Sanat, insanların özgür, mutlu, barış içinde bir arada yaşamalarını sağlamalıdır. Sanat, zoru, şiddeti hayatımızdan uzaklaştırmalıdır. Bir tek sanat yapabilir bunu. Bugün insanların ortak yaşam sürebilmeleri, şiddet ve ceza korkusunun dışında kalan şeyler sayesindedir ve yaşamımızın önemlice bir parçasının üzerinde yükseldiği temel de budur. Bunu gerçekleştiren şey ise sanattır. Ailemize, yakınlarımıza, düşmanlarımıza, yabancılara, büyüklerimize, hastalara, hayvanlara nasıl davranılması gerektiği sanat yoluyla aktarılabilir ve kuşaklar boyunca milyonlarca insan, herhangi bir zor uygulamak şurada dursun, bu işin tek yolunun sanat olduğundan en ufak bir kuşku duymaksızın buna uyarsa eğer, o zaman sanat günümüzün din bilincine karşılık gelecek, ona uygun düşen değerlerin, başka anlayışların da doğmasını sağlayabilir.
Arkadaşa ihaneti utanç verici bir davranış olarak görmek, bayrağa bağlılık, onur kırıcı bir davranışla karşılaştığında kendini ille de bunun öcünü almak zorunda hissetmek, kendinin ya da ülkesinin onurunu korumak gibi duygular uyandırabiliyorsa eğer sanat insanda; tek tek her insanı değerli görme, her hayvanın canına saygı duyma; lüksten, şiddetten, öç almaktan, başkaları için gerekli şeyleri kendi zevki için kullanmaktan utanç duyma gibi duygular da uyandırabilir, bu da bir yana, farkında bile olmadan, hatta sevinç, mutluluk duyarak insanın kendini başkaları uğruna feda etmesini de sağlayabilir.
Sanat, günümüz toplumunda yalnız bir avuç iyi insanın sahip olduğu kardeşlik ve sevgi duygusunu, herkes için olağan, sıradan, içgüdüsel bir duygu haline getirmelidir. Hayali koşullarda insanda kardeşlik ve sevgi duyguları uyandıran dinsel sanat, gerçek yaşamda da benzer duyguları yaşatmaları için insanları eğitmeli ve eğittiği insanların ruhlarında, üzerinde güvenle, doğallıkla ilerleyecekleri yollar döşemelidir.
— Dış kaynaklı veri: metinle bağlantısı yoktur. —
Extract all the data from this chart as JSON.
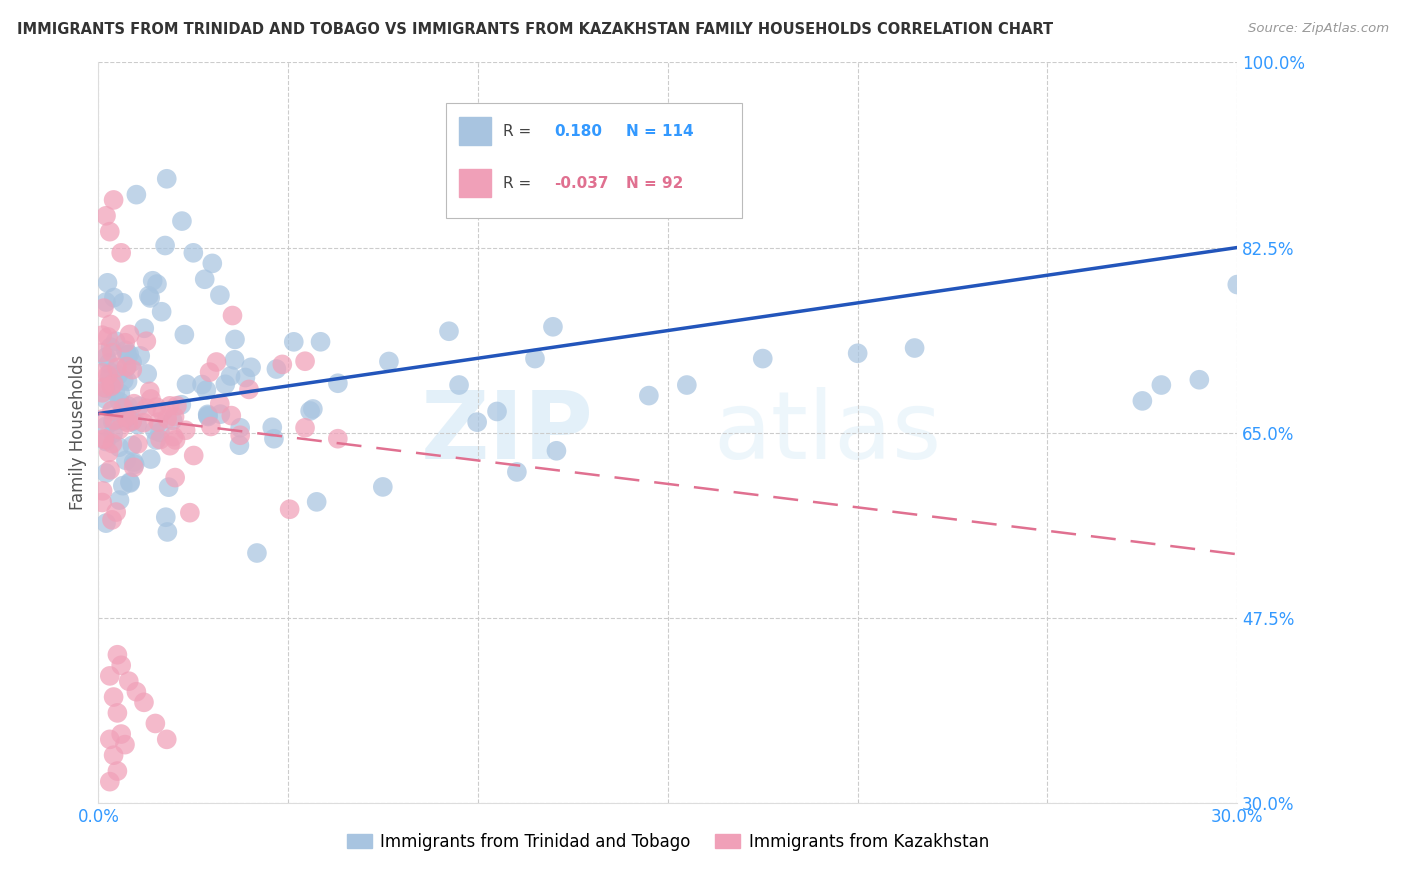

Her tür ayrılığı ortadan kaldırıp, birbirinden çok farklı insanları tek bir duygu etrafında toplayarak, insanları birlik yolunda eğiten evrensel sanat, onlara düşünüp taşınarak, akıl yürüterek değil, hayatın çizdiği sınırlar ötesindeki evrensel birliğin insanı ne denli gönendirdiğini, mutlandırdığını hayatın kendisiyle göstermelidir.
Çağımızda sanatın görevi, insanların esenliğinin, onların bir araya gelmelerinde, birleşmelerinde olduğu gerçeğini akıl alanından duygu alanına geçirmektir; sanatın akıl alanından duygu alanına geçireceği bir başka gerçek de, varlığını sürdürmekte olan şiddetin egemenliğinin yerini ilahi egemenliğin, başka bir deyişle hayatımızın en yüce amacı olarak bizlere sunulmuş olan sevginin egemenliğinin alması gerektiğidir.